“One of my paintings is on the cover of American Psychologist this month, and it shows a man looking out over a field and into the mountains. My feeling was he is in harmony with nature, and if you can just be with him, you can feel that same peace and bliss from the painting,” said painter, singer, writer and clinical psychologist Phyllis Koch-Sheras. “Art is like a Rorschach that way.”
Koch-Sheras, who grew up in Chicago, has been making art in Charlottesville since she moved here in 1974. After years working primarily with acrylics, she switched to watercolor after enrolling her children in watercolor lessons with Lee Alter and signing up for classes herself. During one of Alter’s student exhibitions at The Omni hotel, The Daily Progress published a glowing review of her work “Peacock in Paradise.”
“That’s when I thought, ‘Hey, I can keep doing this,’” Koch-Sheras said. “I took lessons with Jeannine Regan at McGuffey Art Center and just started churning out the paintings. She encouraged me to frame and exhibit them, and one thing led to another. I was an associate member of BozART [Gallery] before it closed and would exhibit there as well.”
Today, her paintings can be found all around Charlottesville, including the current works on display at Arden Place and The Women’s Initiative.
Koch-Sheras’ many creative talents surfaced when she was just a child. “My mother was an opera singer, and she wanted me to concentrate more on the singing. I was blessed with perfect pitch and a voice that was pleasant, and she wanted me to be performing and outgoing, so she stopped the painting lessons and started me in opera lessons. I was singing with the Lyric Opera of Chicago when I was 9 years old.”
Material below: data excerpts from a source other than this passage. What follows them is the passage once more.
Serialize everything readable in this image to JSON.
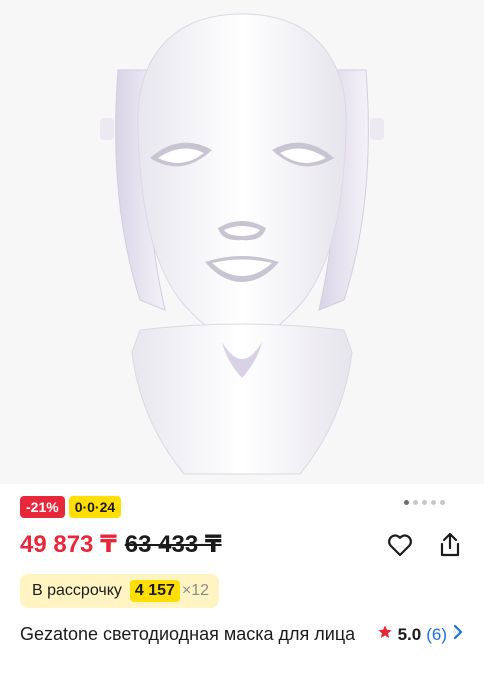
{
  "badges": {
    "discount": "-21%",
    "installment": "0·0·24"
  },
  "gallery": {
    "image_icon": "face-mask-product-image",
    "pages": 5,
    "active_page": 1
  },
  "price": {
    "current": "49 873 ₸",
    "old": "63 433 ₸"
  },
  "installment": {
    "label": "В рассрочку",
    "amount": "4 157",
    "multiplier": "×12"
  },
  "product": {
    "title": "Gezatone светодиодная маска для лица"
  },
  "rating": {
    "value": "5.0",
    "count": "(6)"
  },
  "colors": {
    "accent_red": "#e8283a",
    "accent_yellow": "#ffde00",
    "link_blue": "#1f6fe5"
  }
}
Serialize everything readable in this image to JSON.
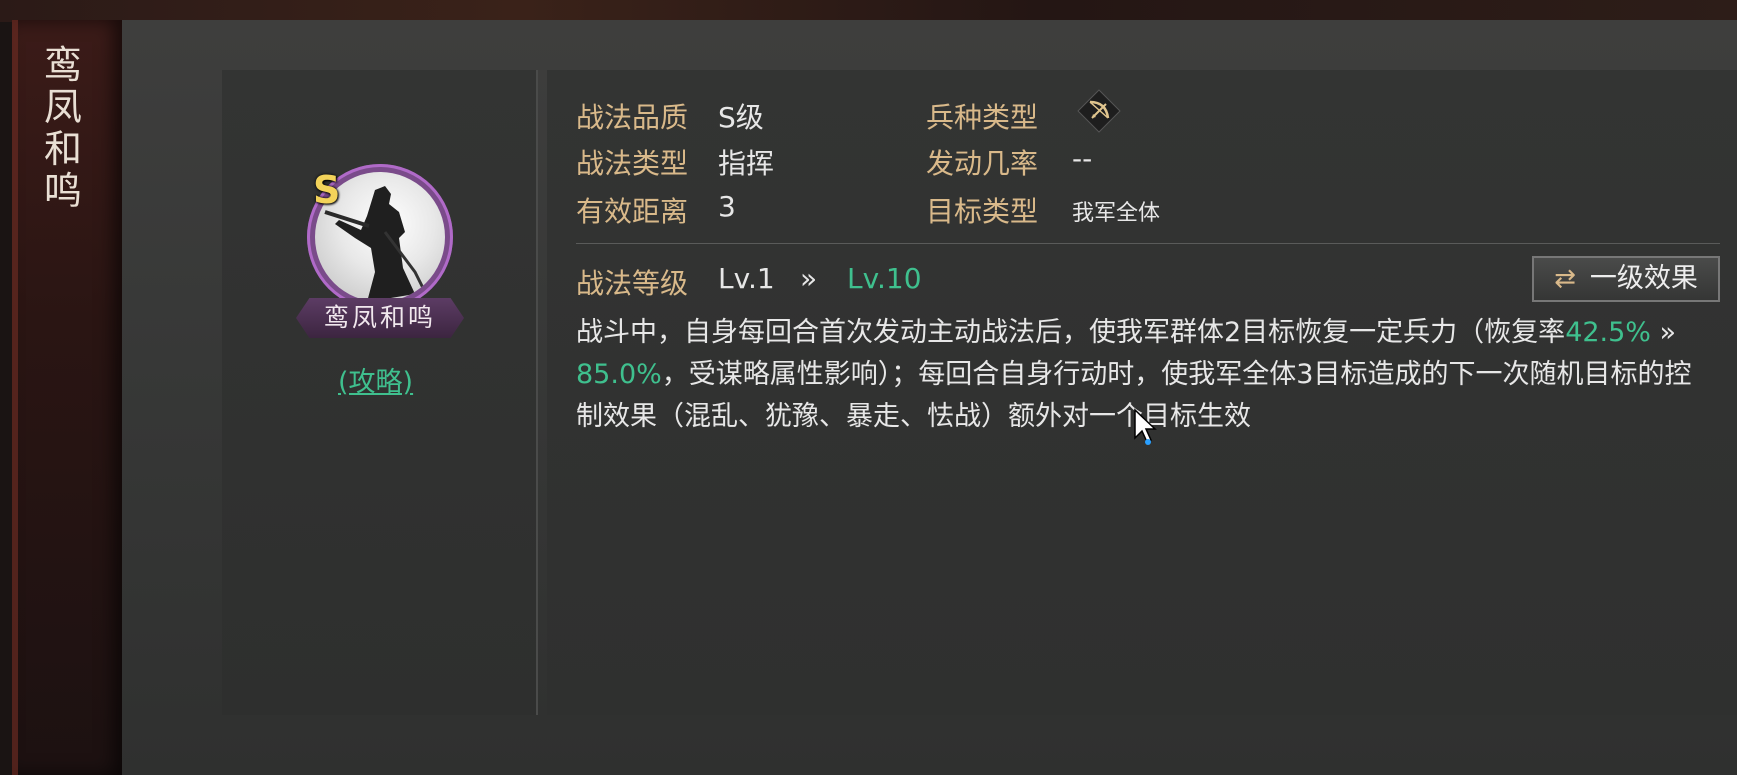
{
  "banner": {
    "title_chars": [
      "鸾",
      "凤",
      "和",
      "鸣"
    ]
  },
  "skill": {
    "grade": "S",
    "name_plate": "鸾凤和鸣",
    "guide_link": "(攻略)"
  },
  "info": {
    "quality_label": "战法品质",
    "quality_value": "S级",
    "troop_label": "兵种类型",
    "troop_icon": "bow-crossed-icon",
    "type_label": "战法类型",
    "type_value": "指挥",
    "trigger_label": "发动几率",
    "trigger_value": "--",
    "range_label": "有效距离",
    "range_value": "3",
    "target_label": "目标类型",
    "target_value": "我军全体"
  },
  "level": {
    "label": "战法等级",
    "from": "Lv.1",
    "arrow": "»",
    "to": "Lv.10",
    "effect_button": "一级效果"
  },
  "description": {
    "part1": "战斗中，自身每回合首次发动主动战法后，使我军群体2目标恢复一定兵力（恢复率",
    "rate_from": "42.5%",
    "arrow": " » ",
    "rate_to": "85.0%",
    "part2": "，受谋略属性影响）；每回合自身行动时，使我军全体3目标造成的下一次随机目标的控制效果（混乱、犹豫、暴走、怯战）额外对一个目标生效"
  },
  "colors": {
    "accent_green": "#3fc08e",
    "label_gold": "#d9b98a",
    "grade_yellow": "#f3d35a",
    "frame_purple": "#b06ac8"
  }
}
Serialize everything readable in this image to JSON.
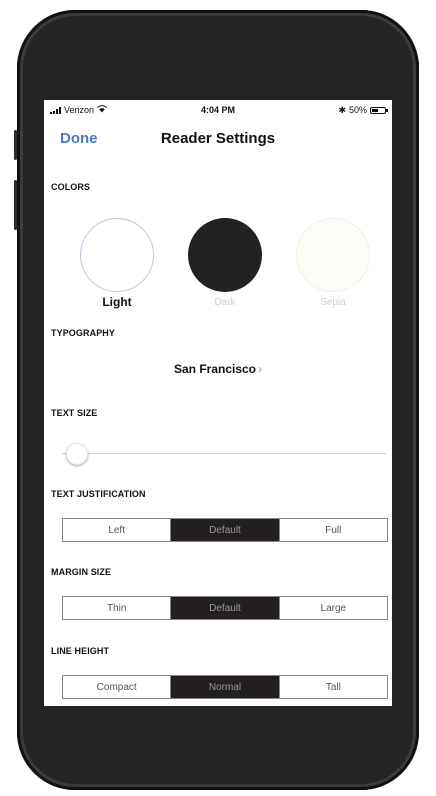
{
  "status": {
    "carrier": "Verizon",
    "time": "4:04 PM",
    "bluetooth": "✱",
    "battery": "50%",
    "battery_level": 0.5
  },
  "navbar": {
    "done_label": "Done",
    "title": "Reader Settings"
  },
  "colors": {
    "section_label": "COLORS",
    "options": [
      {
        "label": "Light",
        "fill": "#ffffff",
        "selected": true
      },
      {
        "label": "Dark",
        "fill": "#222222",
        "selected": false
      },
      {
        "label": "Sepia",
        "fill": "#fdfcf6",
        "selected": false
      }
    ]
  },
  "typography": {
    "section_label": "TYPOGRAPHY",
    "font_name": "San Francisco",
    "chevron": "›"
  },
  "text_size": {
    "section_label": "TEXT SIZE",
    "level": 0.0
  },
  "justification": {
    "section_label": "TEXT JUSTIFICATION",
    "options": [
      "Left",
      "Default",
      "Full"
    ],
    "selected": "Default"
  },
  "margin": {
    "section_label": "MARGIN SIZE",
    "options": [
      "Thin",
      "Default",
      "Large"
    ],
    "selected": "Default"
  },
  "line_height": {
    "section_label": "LINE HEIGHT",
    "options": [
      "Compact",
      "Normal",
      "Tall"
    ],
    "selected": "Normal"
  }
}
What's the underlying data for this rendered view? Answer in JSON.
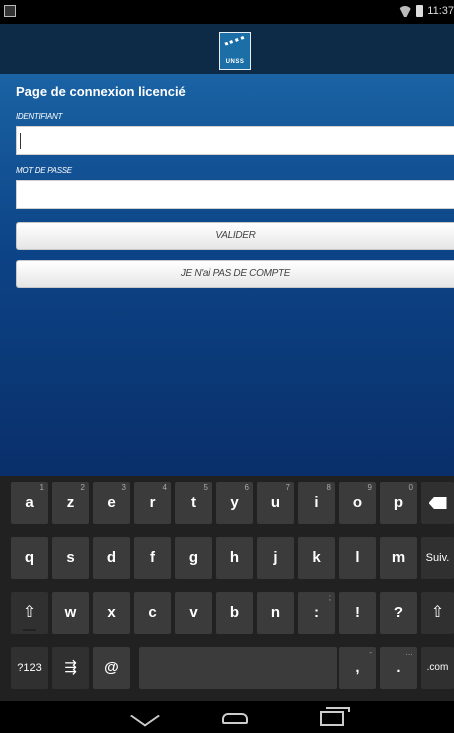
{
  "status_bar": {
    "time": "11:37",
    "icons": [
      "notification-icon",
      "wifi-icon",
      "battery-icon"
    ]
  },
  "header": {
    "logo_text": "UNSS"
  },
  "form": {
    "title": "Page de connexion licencié",
    "identifier_label": "IDENTIFIANT",
    "identifier_value": "",
    "password_label": "MOT DE PASSE",
    "password_value": "",
    "submit_label": "VALIDER",
    "no_account_label": "JE N'ai PAS DE COMPTE"
  },
  "keyboard": {
    "row1": [
      {
        "k": "a",
        "h": "1"
      },
      {
        "k": "z",
        "h": "2"
      },
      {
        "k": "e",
        "h": "3"
      },
      {
        "k": "r",
        "h": "4"
      },
      {
        "k": "t",
        "h": "5"
      },
      {
        "k": "y",
        "h": "6"
      },
      {
        "k": "u",
        "h": "7"
      },
      {
        "k": "i",
        "h": "8"
      },
      {
        "k": "o",
        "h": "9"
      },
      {
        "k": "p",
        "h": "0"
      }
    ],
    "row2": [
      "q",
      "s",
      "d",
      "f",
      "g",
      "h",
      "j",
      "k",
      "l",
      "m"
    ],
    "row3": [
      {
        "k": "w",
        "h": ""
      },
      {
        "k": "x",
        "h": ""
      },
      {
        "k": "c",
        "h": ""
      },
      {
        "k": "v",
        "h": ""
      },
      {
        "k": "b",
        "h": ""
      },
      {
        "k": "n",
        "h": ""
      },
      {
        "k": ":",
        "h": ";"
      },
      {
        "k": "!",
        "h": ""
      },
      {
        "k": "?",
        "h": ""
      }
    ],
    "next_label": "Suiv.",
    "symbols_label": "?123",
    "settings_glyph": "⇶",
    "at_label": "@",
    "comma_label": ",",
    "comma_hint": "-",
    "period_label": ".",
    "period_hint": "…",
    "com_label": ".com",
    "shift_glyph": "⇧"
  },
  "colors": {
    "header_bg": "#0d2a47",
    "main_top": "#1a63a4",
    "main_bottom": "#0a2f6a",
    "keyboard_bg": "#212121"
  }
}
At the University of Michigan, Koch-Sheras focused on music and English, receiving a masters in creative writing. “I didn’t pick up my paints again until I got my graduate degree in psychology [from the University of Texas],” she said. “Especially while I was working on my dissertation, which is a pretty anxiety-producing process, I found painting to be a wonderful outlet.”
After living for a few years in Palo Alto, California, she and her now-husband, another psychologist with whom she has authored several books, moved to Charlottesville for jobs at UVA. Her clinical work inspires her art (and vice versa). “Water is in a lot of my paintings. I do a lot of dream interpretation and dream work, and I’ve also painted things from my dreams, which allows me to really connect with that part of my unconscious.”
She said she prefers a Jungian approach to the analysis of her artwork as well as her dreams. “When I work with people, I have them go into whatever they associate with that [subject in a dream] and recognize what that part of them is all about. The associations I have with certain elements are just like my associations with paintings—they don’t necessarily have to mean one thing.”
The majority of her watercolors feature nature and landscapes, and she’s drawn to the beauty of sunrises and sunsets. “There’s such a wonderful energy in these beginnings and endings,” she said. “The sunset especially is a kind of emotional process, a completion of one phase of the day, letting go and moving into the next phase.”
In her 25-year practice of Bon Buddhism, Koch-Sheras said she’s discovered that “the process of non-attachment and the connection of light of day is really what life is all about.” And, she added, “There’s something healing in being able [to use art] to be a part of that process.”
See Phyllis Koch-Sheras’ paintings at the Arden Place Clubhouse through December 31.